Семь столпов мудрости (Лоуренс) - страница 437

Я быстро перерос идеи. Поэтому я не доверял экспертам, интеллекты которых были часто заперты в высоких стенах и действительно изучили каждый камешек своего тюремного двора: в то время как я мог знать, из какого карьера добывали материал, и сколько заработал каменщик. Я вступал с ними в спор из беспечности, так как всегда находил средства, способные служить цели, а Воля была верным проводником по любой из дорог, ведущих от цели к достижению. Здесь не было плоти.

Многое я подбирал, осматривал, задерживался на нем и откладывал в сторону, так как во мне не было убеждения, чтобы действовать. Вымысел казался более устойчивым, чем деятельность. Эгоистические амбиции посещали меня, но не задерживались, поскольку моя критичная сущность заставила бы меня привередливо отвергать их плоды. Я всегда добивался власти над тем, во что ввязался, но ни во что я не ввязывался добровольно. На самом деле я видел в себе опасность для обычных людей, из-за способности настолько отклоняться без руля от их диспозиции.

Я следовал и не основывал; а на самом деле не имел желания даже следовать. Только слабость откладывала мое духовное самоубийство, какую-нибудь нудную работу, чтобы она загасила эту топку в моем мозгу. Я развивал чужие идеи и помогал им, но никогда не сотворил ничего собственного, поскольку не одобрял творения. Когда же творением занимались другие люди, я мог служить им, что-то исправлять, чтобы сделать это как можно лучше: ведь если уж творить грешно, то творить спустя рукава еще и стыдно.

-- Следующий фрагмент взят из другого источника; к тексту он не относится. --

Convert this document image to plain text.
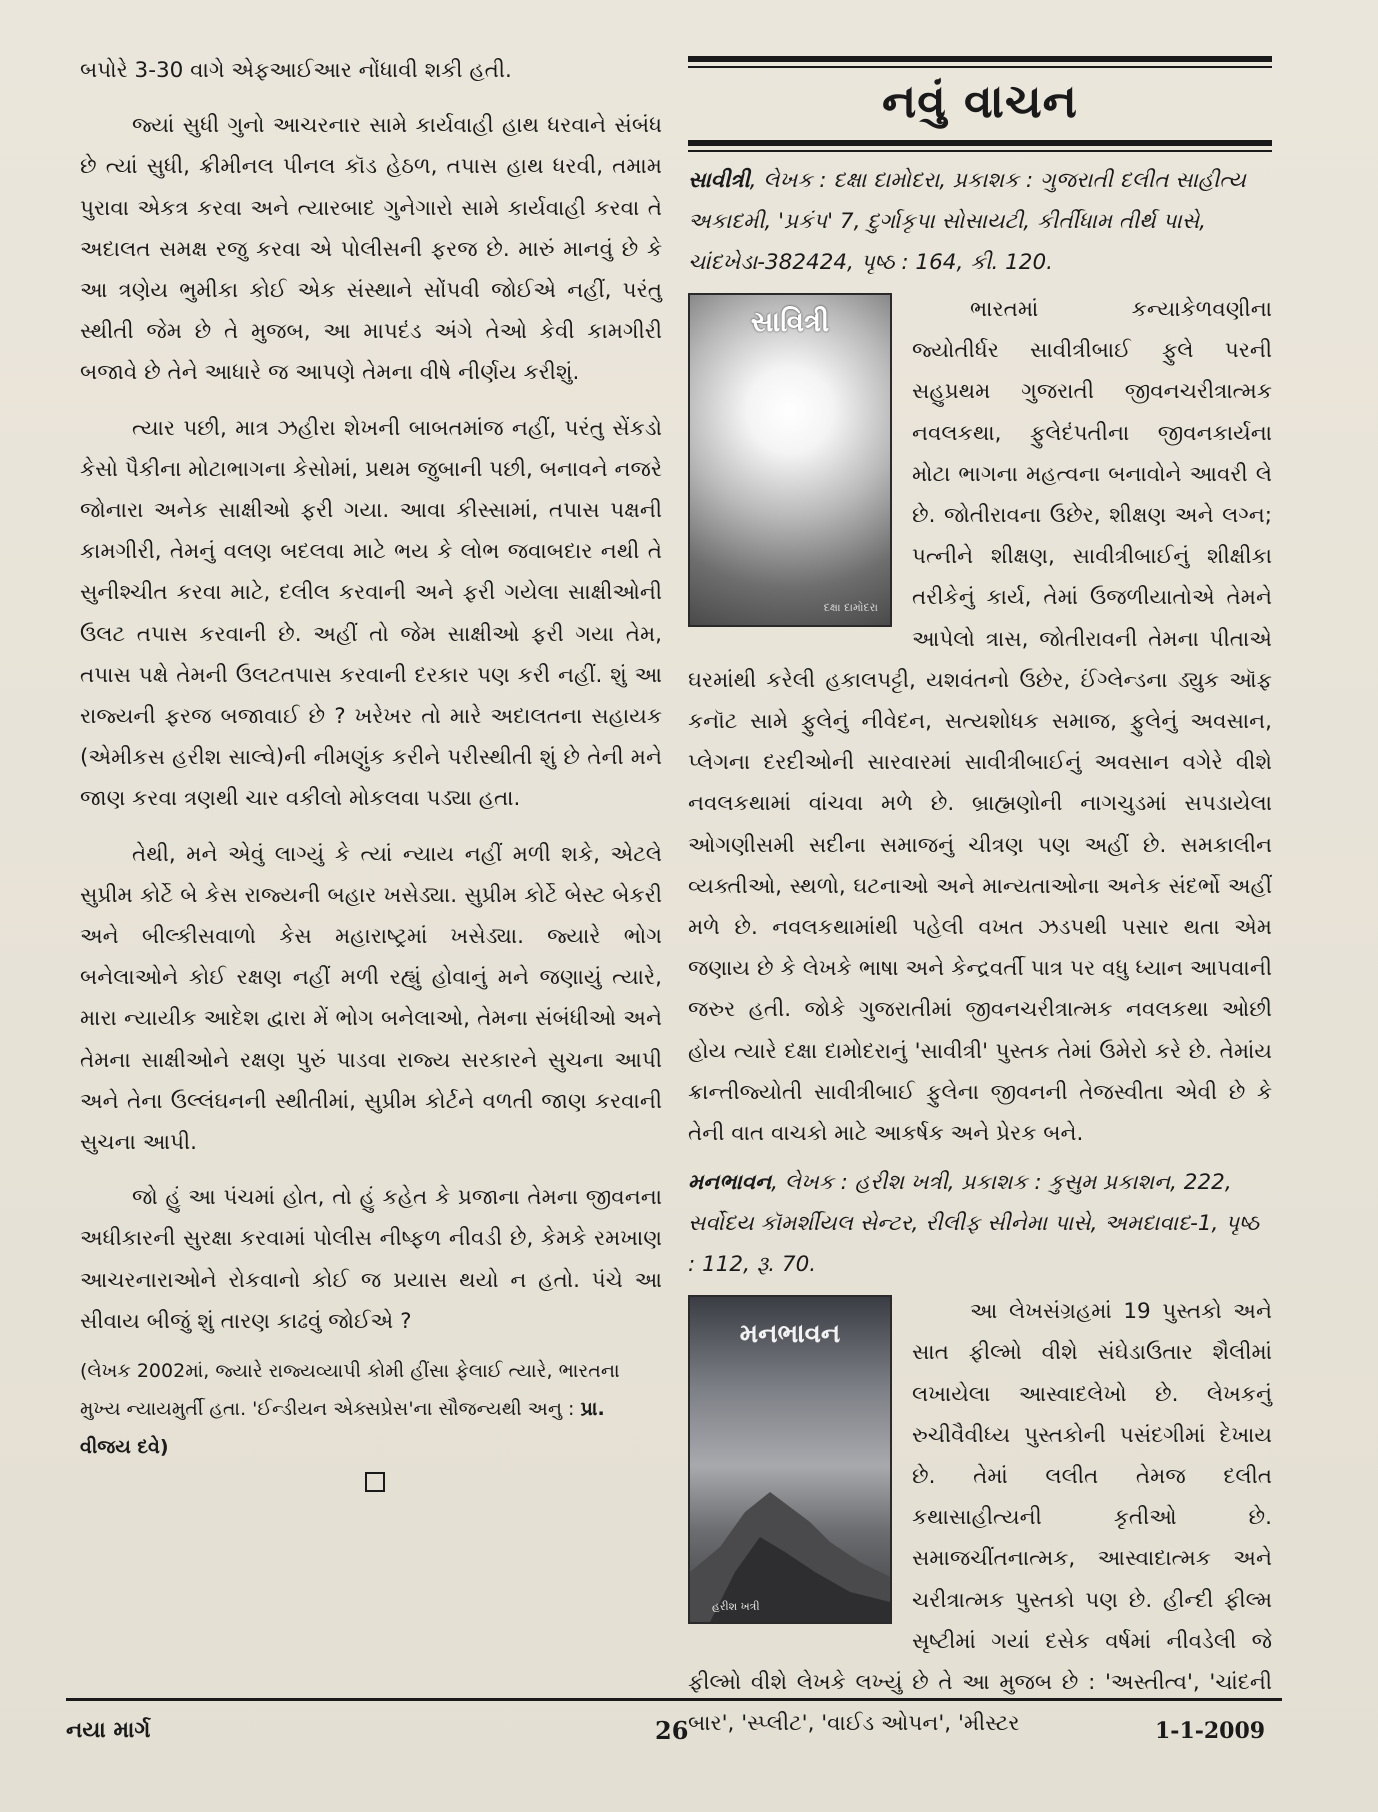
બપોરે 3-30 વાગે એફઆઈઆર નોંધાવી શકી હતી.

જ્યાં સુધી ગુનો આચરનાર સામે કાર્યવાહી હાથ ધરવાને સંબંધ છે ત્યાં સુધી, ક્રીમીનલ પીનલ કૉડ હેઠળ, તપાસ હાથ ધરવી, તમામ પુરાવા એકત્ર કરવા અને ત્યારબાદ ગુનેગારો સામે કાર્યવાહી કરવા તે અદાલત સમક્ષ રજુ કરવા એ પોલીસની ફરજ છે. મારું માનવું છે કે આ ત્રણેય ભુમીકા કોઈ એક સંસ્થાને સોંપવી જોઈએ નહીં, પરંતુ સ્થીતી જેમ છે તે મુજબ, આ માપદંડ અંગે તેઓ કેવી કામગીરી બજાવે છે તેને આધારે જ આપણે તેમના વીષે નીર્ણય કરીશું.

ત્યાર પછી, માત્ર ઝહીરા શેખની બાબતમાંજ નહીં, પરંતુ સેંકડો કેસો પૈકીના મોટાભાગના કેસોમાં, પ્રથમ જુબાની પછી, બનાવને નજરે જોનારા અનેક સાક્ષીઓ ફરી ગયા. આવા કીસ્સામાં, તપાસ પક્ષની કામગીરી, તેમનું વલણ બદલવા માટે ભય કે લોભ જવાબદાર નથી તે સુનીશ્ચીત કરવા માટે, દલીલ કરવાની અને ફરી ગયેલા સાક્ષીઓની ઉલટ તપાસ કરવાની છે. અહીં તો જેમ સાક્ષીઓ ફરી ગયા તેમ, તપાસ પક્ષે તેમની ઉલટતપાસ કરવાની દરકાર પણ કરી નહીં. શું આ રાજ્યની ફરજ બજાવાઈ છે ? ખરેખર તો મારે અદાલતના સહાયક (એમીકસ હરીશ સાલ્વે)ની નીમણુંક કરીને પરીસ્થીતી શું છે તેની મને જાણ કરવા ત્રણથી ચાર વકીલો મોકલવા પડ્યા હતા.

તેથી, મને એવું લાગ્યું કે ત્યાં ન્યાય નહીં મળી શકે, એટલે સુપ્રીમ કોર્ટે બે કેસ રાજ્યની બહાર ખસેડ્યા. સુપ્રીમ કોર્ટે બેસ્ટ બેકરી અને બીલ્કીસવાળો કેસ મહારાષ્ટ્રમાં ખસેડ્યા. જ્યારે ભોગ બનેલાઓને કોઈ રક્ષણ નહીં મળી રહ્યું હોવાનું મને જણાયું ત્યારે, મારા ન્યાયીક આદેશ દ્વારા મેં ભોગ બનેલાઓ, તેમના સંબંધીઓ અને તેમના સાક્ષીઓને રક્ષણ પુરું પાડવા રાજ્ય સરકારને સુચના આપી અને તેના ઉલ્લંઘનની સ્થીતીમાં, સુપ્રીમ કોર્ટને વળતી જાણ કરવાની સુચના આપી.

જો હું આ પંચમાં હોત, તો હું કહેત કે પ્રજાના તેમના જીવનના અધીકારની સુરક્ષા કરવામાં પોલીસ નીષ્ફળ નીવડી છે, કેમકે રમખાણ આચરનારાઓને રોકવાનો કોઈ જ પ્રયાસ થયો ન હતો. પંચે આ સીવાય બીજું શું તારણ કાઢવું જોઈએ ?

(લેખક 2002માં, જ્યારે રાજ્યવ્યાપી કોમી હીંસા ફેલાઈ ત્યારે, ભારતના મુખ્ય ન્યાયમુર્તી હતા. 'ઈન્ડીયન એક્સપ્રેસ'ના સૌજન્યથી અનુ : પ્રા. વીજય દવે)

નવું વાચન

સાવીત્રી, લેખક : દક્ષા દામોદરા, પ્રકાશક : ગુજરાતી દલીત સાહીત્ય અકાદમી, 'પ્રકંપ' 7, દુર્ગાકૃપા સોસાયટી, કીર્તીધામ તીર્થ પાસે, ચાંદખેડા-382424, પૃષ્ઠ : 164, કી. 120.

સાવિત્રી
દક્ષા દામોદરા

ભારતમાં કન્યાકેળવણીના જ્યોતીર્ધર સાવીત્રીબાઈ ફુલે પરની સહુપ્રથમ ગુજરાતી જીવનચરીત્રાત્મક નવલકથા, ફુલેદંપતીના જીવનકાર્યના મોટા ભાગના મહત્વના બનાવોને આવરી લે છે. જોતીરાવના ઉછેર, શીક્ષણ અને લગ્ન; પત્નીને શીક્ષણ, સાવીત્રીબાઈનું શીક્ષીકા તરીકેનું કાર્ય, તેમાં ઉજળીયાતોએ તેમને આપેલો ત્રાસ, જોતીરાવની તેમના પીતાએ ઘરમાંથી કરેલી હકાલપટ્ટી, યશવંતનો ઉછેર, ઈંગ્લેન્ડના ડ્યુક ઑફ કનૉટ સામે ફુલેનું નીવેદન, સત્યશોધક સમાજ, ફુલેનું અવસાન, પ્લેગના દરદીઓની સારવારમાં સાવીત્રીબાઈનું અવસાન વગેરે વીશે નવલકથામાં વાંચવા મળે છે. બ્રાહ્મણોની નાગચુડમાં સપડાયેલા ઓગણીસમી સદીના સમાજનું ચીત્રણ પણ અહીં છે. સમકાલીન વ્યક્તીઓ, સ્થળો, ઘટનાઓ અને માન્યતાઓના અનેક સંદર્ભો અહીં મળે છે. નવલકથામાંથી પહેલી વખત ઝડપથી પસાર થતા એમ જણાય છે કે લેખકે ભાષા અને કેન્દ્રવર્તી પાત્ર પર વધુ ધ્યાન આપવાની જરુર હતી. જોકે ગુજરાતીમાં જીવનચરીત્રાત્મક નવલકથા ઓછી હોય ત્યારે દક્ષા દામોદરાનું 'સાવીત્રી' પુસ્તક તેમાં ઉમેરો કરે છે. તેમાંય ક્રાન્તીજ્યોતી સાવીત્રીબાઈ ફુલેના જીવનની તેજસ્વીતા એવી છે કે તેની વાત વાચકો માટે આકર્ષક અને પ્રેરક બને.

મનભાવન, લેખક : હરીશ ખત્રી, પ્રકાશક : કુસુમ પ્રકાશન, 222, સર્વોદય કૉમર્શીયલ સેન્ટર, રીલીફ સીનેમા પાસે, અમદાવાદ-1, પૃષ્ઠ : 112, રૂ. 70.

મનભાવન
હરીશ ખત્રી

આ લેખસંગ્રહમાં 19 પુસ્તકો અને સાત ફીલ્મો વીશે સંઘેડાઉતાર શૈલીમાં લખાયેલા આસ્વાદલેખો છે. લેખકનું રુચીવૈવીધ્ય પુસ્તકોની પસંદગીમાં દેખાય છે. તેમાં લલીત તેમજ દલીત કથાસાહીત્યની કૃતીઓ છે. સમાજચીંતનાત્મક, આસ્વાદાત્મક અને ચરીત્રાત્મક પુસ્તકો પણ છે. હીન્દી ફીલ્મ સૃષ્ટીમાં ગયાં દસેક વર્ષમાં નીવડેલી જે ફીલ્મો વીશે લેખકે લખ્યું છે તે આ મુજબ છે : 'અસ્તીત્વ', 'ચાંદની બાર', 'સ્પ્લીટ', 'વાઈડ ઓપન', 'મીસ્ટર

નયા માર્ગ	26	1-1-2009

Занимаясь каким-нибудь делом, я всегда старался служить, потому что командир всегда слишком на виду. Подчинение приказу сберегало мучительные мысли, было холодным хранилищем для характера и Воли, приводило к безболезненному забвению деятельности. Отчасти мое поражение было обязано тому, что я никогда не находил вождя, который мог бы меня использовать. Все начальники, по неспособности, по робости или по расположению ко мне, предоставляли мне слишком большую свободу; как будто не понимали, что добровольное рабство содержит глубокую гордость для нездорового духа, и принятые на себя муки — самое желанное для него украшение. Вместо этого они давали мне волю, которой я пользовался кое-как, давая себе поблажки, кажущиеся пресными. Каждый сад, стоящий того, чтобы его грабить, должен иметь сторожа, собак и высокую стену за колючей проволокой. Прочь от безрадостной безнаказанности!

Фейсал был натурой смелой, слабой, несведущей, он пытался сделать то, на что годен лишь гений, пророк или великий преступник. Я служил ему из сострадания, и этот мотив унижал нас обоих. Алленби стоял ближе всего к тому хозяину, о котором я мечтал, но мне приходилось избегать его, не смея склониться перед ним, из опасения, как бы он не оказался колоссом на глиняных ногах, дружеским словом разбив мою преданность. И все же, каким кумиром был этот человек для нас — как призма, с беспримесным, самостоятельным величием, инстинктивным и сконцентрированным.